Thursday, April 2, 2026 at 09:02 PM

A Mizuho Bank report outlines the current state of silicon photonics (optical-electronic integration) technology, detailing its structural evolution, Japan's competitive advantages in materials and laser components, and the technical hurdles remaining for mass adoption in AI data centers.

Context

A new Mizuho Bank report highlights Japan's critical window to lead in silicon photonics, a technology essential for the All-Photonics Network (APN). As high-performance AI clusters face immense power constraints, the shift toward co-packaged optics (CPO) and photoelectric fusion is no longer optional. Mizuho estimates that the deployment of APN infrastructure and CPO-equipped servers in Japan will represent a cumulative market opportunity of 4.5 trillion yen (approx. $30 billion) as the industry scales through 2030. Japan’s strategic advantage lies in its vertically integrated supply chain, featuring leaders like NTT, Sumitomo Electric, and Resonac.

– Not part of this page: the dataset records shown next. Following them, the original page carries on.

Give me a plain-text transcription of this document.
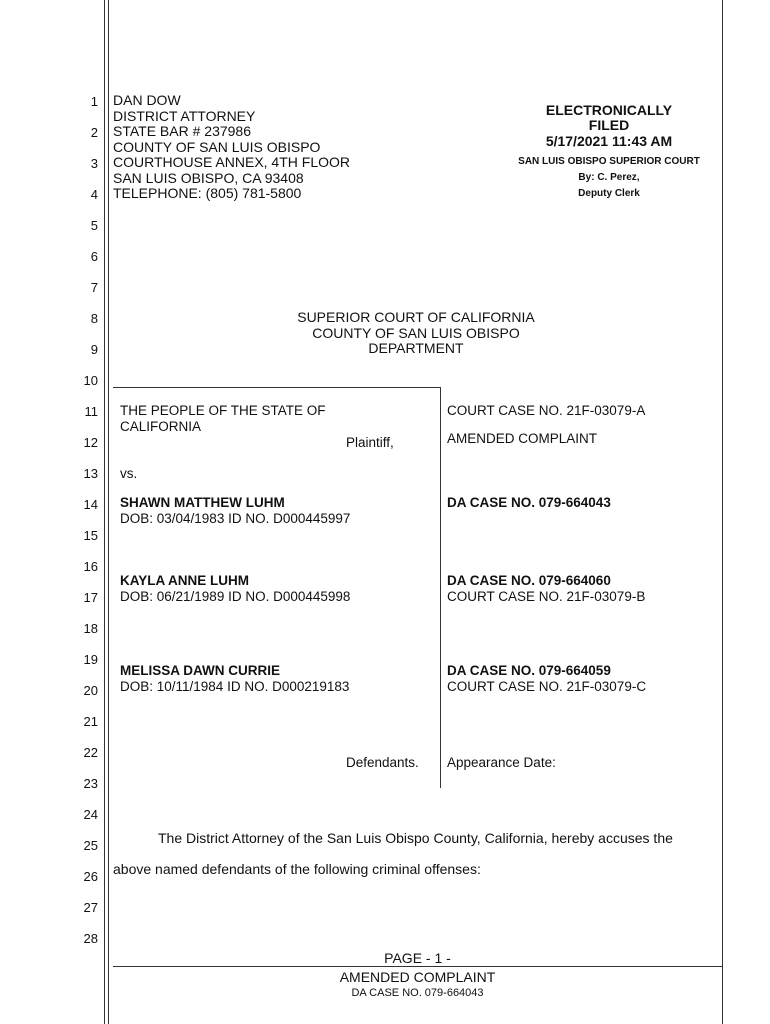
1
2
3
4
5
6
7
8
9
10
11
12
13
14
15
16
17
18
19
20
21
22
23
24
25
26
27
28
DAN DOW
DISTRICT ATTORNEY
STATE BAR # 237986
COUNTY OF SAN LUIS OBISPO
COURTHOUSE ANNEX, 4TH FLOOR
SAN LUIS OBISPO, CA 93408
TELEPHONE: (805) 781-5800
ELECTRONICALLY
FILED
5/17/2021 11:43 AM
SAN LUIS OBISPO SUPERIOR COURT
By: C. Perez,
Deputy Clerk
SUPERIOR COURT OF CALIFORNIA
COUNTY OF SAN LUIS OBISPO
DEPARTMENT
THE PEOPLE OF THE STATE OF
CALIFORNIA
Plaintiff,
vs.
SHAWN MATTHEW LUHM
DOB: 03/04/1983 ID NO. D000445997
KAYLA ANNE LUHM
DOB: 06/21/1989 ID NO. D000445998
MELISSA DAWN CURRIE
DOB: 10/11/1984 ID NO. D000219183
Defendants.
COURT CASE NO. 21F-03079-A
AMENDED COMPLAINT
DA CASE NO. 079-664043
DA CASE NO. 079-664060
COURT CASE NO. 21F-03079-B
DA CASE NO. 079-664059
COURT CASE NO. 21F-03079-C
Appearance Date:
The District Attorney of the San Luis Obispo County, California, hereby accuses the
above named defendants of the following criminal offenses:
PAGE - 1 -
AMENDED COMPLAINT
DA CASE NO. 079-664043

While SoftBank and Cisco have already begun deploying all-optical metro networks as of late 2025, the Mizuho analysis warns that Japan must overcome high R&D costs and a shortage of specialized talent to maintain its lead against global competitors. With Sumitomo Electric recently debuting 6G-ready APN transceivers at MWC 2026, the focus has shifted to mass-manufacturing readiness to meet the surging demand from next-generation data centers.